Situasi politik di Rivers State, Nigeria, tengah memanas setelah pemerintah pusat mendeklarasikan TRISULA88 ALTERNATIF status darurat dan menangguhkan Gubernur Siminalayi Fubara beserta wakilnya, Ngozi Odu. Kebijakan ini memicu gelombang protes besar-besaran, terutama dari kelompok perempuan yang menuntut pemulihan demokrasi dan menolak keras intervensi pemerintah pusat yang dianggap inkonstitusional.
Latar Belakang Krisis Politik Rivers State
Pada 18 Maret 2025, Presiden Bola Tinubu mendeklarasikan status darurat di Rivers State dengan alasan krisis politik yang berkepanjangan. Gubernur Fubara, wakil gubernur, dan seluruh anggota dewan negara bagian diskors selama enam bulan. Sebagai gantinya, Ibok-Ete Ibas, seorang purnawirawan kepala angkatan laut, ditunjuk sebagai administrator tunggal negara bagian tersebut7.
Kebijakan ini segera menuai kecaman dari masyarakat sipil, terutama kelompok perempuan yang merasa hak-hak demokratis mereka dirampas. Mereka menilai penunjukan administrator tunggal dan pemberlakuan status darurat sebagai bentuk pemerintahan militer terselubung yang mengancam tatanan demokrasi di Rivers State257.
Gelombang Protes Wanita: Tuntutan dan Aspirasi
Sejak pertengahan April 2025, ribuan perempuan dari berbagai daerah di Rivers State turun ke jalan, memadati kawasan strategis seperti Aba Road dan kantor pemerintah negara bagian di Port Harcourt. Mereka membawa spanduk bertuliskan “Bring Back Fubara”, “Save Our Democracy”, dan “Obey the Rule of Law” sebagai bentuk penolakan terhadap kebijakan darurat dan desakan agar Gubernur Fubara dikembalikan ke jabatannya27.

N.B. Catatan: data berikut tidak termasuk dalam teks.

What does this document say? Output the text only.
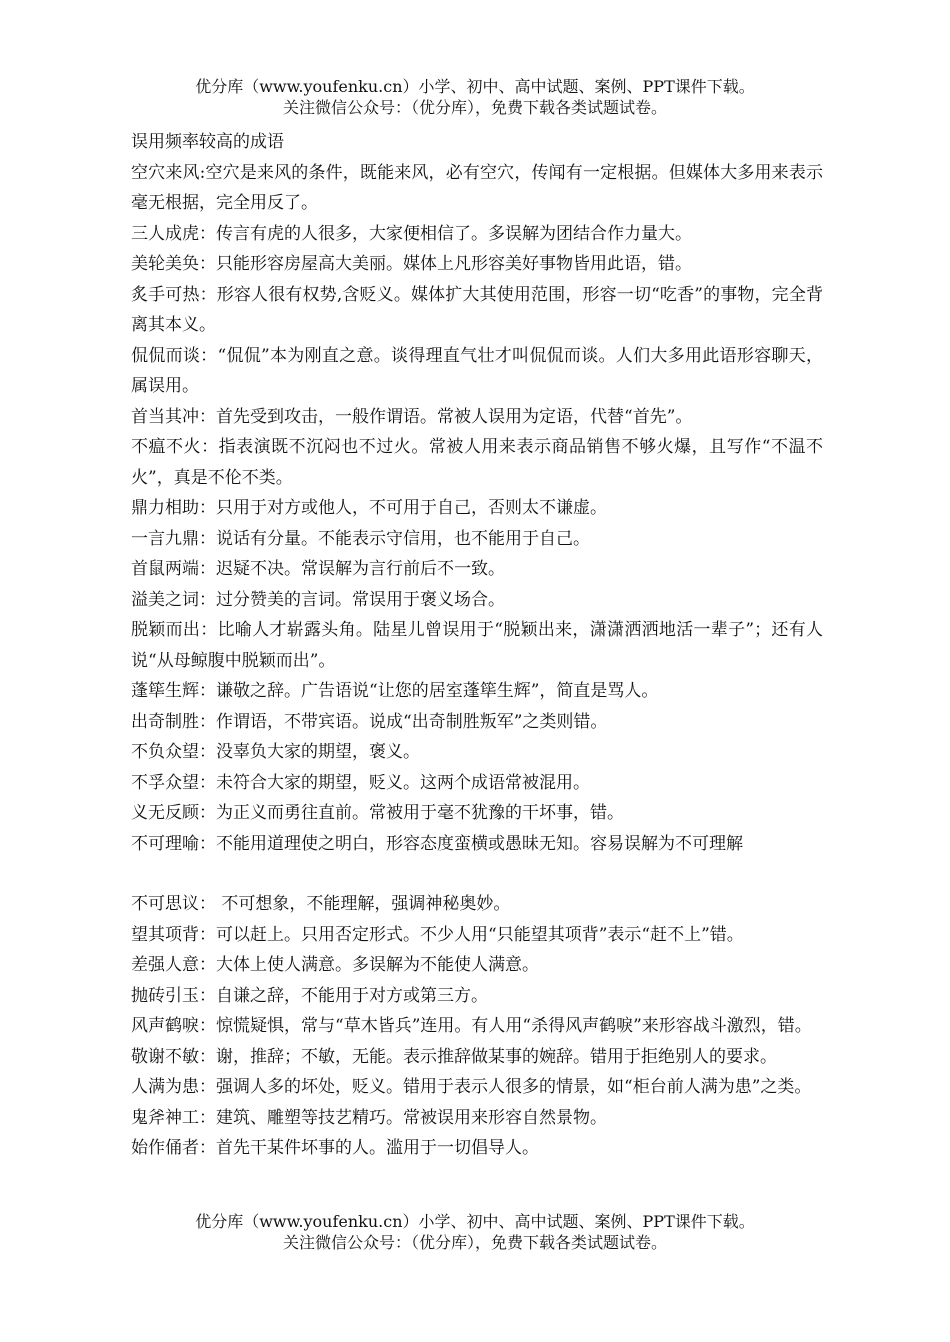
优分库（www.youfenku.cn）小学、初中、高中试题、案例、PPT课件下载。
关注微信公众号：（优分库），免费下载各类试题试卷。

误用频率较高的成语

空穴来风:空穴是来风的条件，既能来风，必有空穴，传闻有一定根据。但媒体大多用来表示毫无根据，完全用反了。

三人成虎：传言有虎的人很多，大家便相信了。多误解为团结合作力量大。

美轮美奂：只能形容房屋高大美丽。媒体上凡形容美好事物皆用此语，错。

炙手可热：形容人很有权势,含贬义。媒体扩大其使用范围，形容一切“吃香”的事物，完全背离其本义。

侃侃而谈：“侃侃”本为刚直之意。谈得理直气壮才叫侃侃而谈。人们大多用此语形容聊天，属误用。

首当其冲：首先受到攻击，一般作谓语。常被人误用为定语，代替“首先”。

不瘟不火：指表演既不沉闷也不过火。常被人用来表示商品销售不够火爆，且写作“不温不火”，真是不伦不类。

鼎力相助：只用于对方或他人，不可用于自己，否则太不谦虚。

一言九鼎：说话有分量。不能表示守信用，也不能用于自己。

首鼠两端：迟疑不决。常误解为言行前后不一致。

溢美之词：过分赞美的言词。常误用于褒义场合。

脱颖而出：比喻人才崭露头角。陆星儿曾误用于“脱颖出来，潇潇洒洒地活一辈子”；还有人说“从母鲸腹中脱颖而出”。

蓬筚生辉：谦敬之辞。广告语说“让您的居室蓬筚生辉”，简直是骂人。

出奇制胜：作谓语，不带宾语。说成“出奇制胜叛军”之类则错。

不负众望：没辜负大家的期望，褒义。

不孚众望：未符合大家的期望，贬义。这两个成语常被混用。

义无反顾：为正义而勇往直前。常被用于毫不犹豫的干坏事，错。

不可理喻：不能用道理使之明白，形容态度蛮横或愚昧无知。容易误解为不可理解

不可思议： 不可想象，不能理解，强调神秘奥妙。

望其项背：可以赶上。只用否定形式。不少人用“只能望其项背”表示“赶不上”错。

差强人意：大体上使人满意。多误解为不能使人满意。

抛砖引玉：自谦之辞，不能用于对方或第三方。

风声鹤唳：惊慌疑惧，常与“草木皆兵”连用。有人用“杀得风声鹤唳”来形容战斗激烈，错。

敬谢不敏：谢，推辞；不敏，无能。表示推辞做某事的婉辞。错用于拒绝别人的要求。

人满为患：强调人多的坏处，贬义。错用于表示人很多的情景，如“柜台前人满为患”之类。

鬼斧神工：建筑、雕塑等技艺精巧。常被误用来形容自然景物。

始作俑者：首先干某件坏事的人。滥用于一切倡导人。

优分库（www.youfenku.cn）小学、初中、高中试题、案例、PPT课件下载。
关注微信公众号：（优分库），免费下载各类试题试卷。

Dalam setiap aksinya, para perempuan ini menegaskan bahwa mereka adalah ibu, istri, dan tulang punggung keluarga yang menanggung dampak langsung dari ketidakstabilan politik dan ekonomi akibat status darurat. Mereka menyatakan bahwa demokrasi di Rivers State harus dipulihkan, dan seluruh institusi demokratis harus segera diaktifkan kembali257.
Penolakan Terhadap Kebijakan Darurat dan Tuntutan Konkret
Kelompok perempuan seperti Rivers Women Unite Prayer Group secara terbuka menyatakan bahwa status darurat dan penunjukan administrator tunggal adalah tindakan ilegal dan tidak konstitusional. Mereka juga menuntut pencopotan Komisaris Polisi Rivers State, Olugbenga Adepoju, karena dianggap melakukan intimidasi dan kekerasan terhadap demonstran perempuan yang melakukan aksi damai59.
Dalam pernyataan resminya, kelompok ini menyoroti bahwa kebijakan darurat telah memperburuk kondisi ekonomi, menyebabkan penutupan bisnis, relokasi investasi, dan menurunkan kesejahteraan masyarakat. Perempuan dan anak-anak menjadi kelompok paling terdampak atas krisis ini, baik secara sosial maupun ekonomi5.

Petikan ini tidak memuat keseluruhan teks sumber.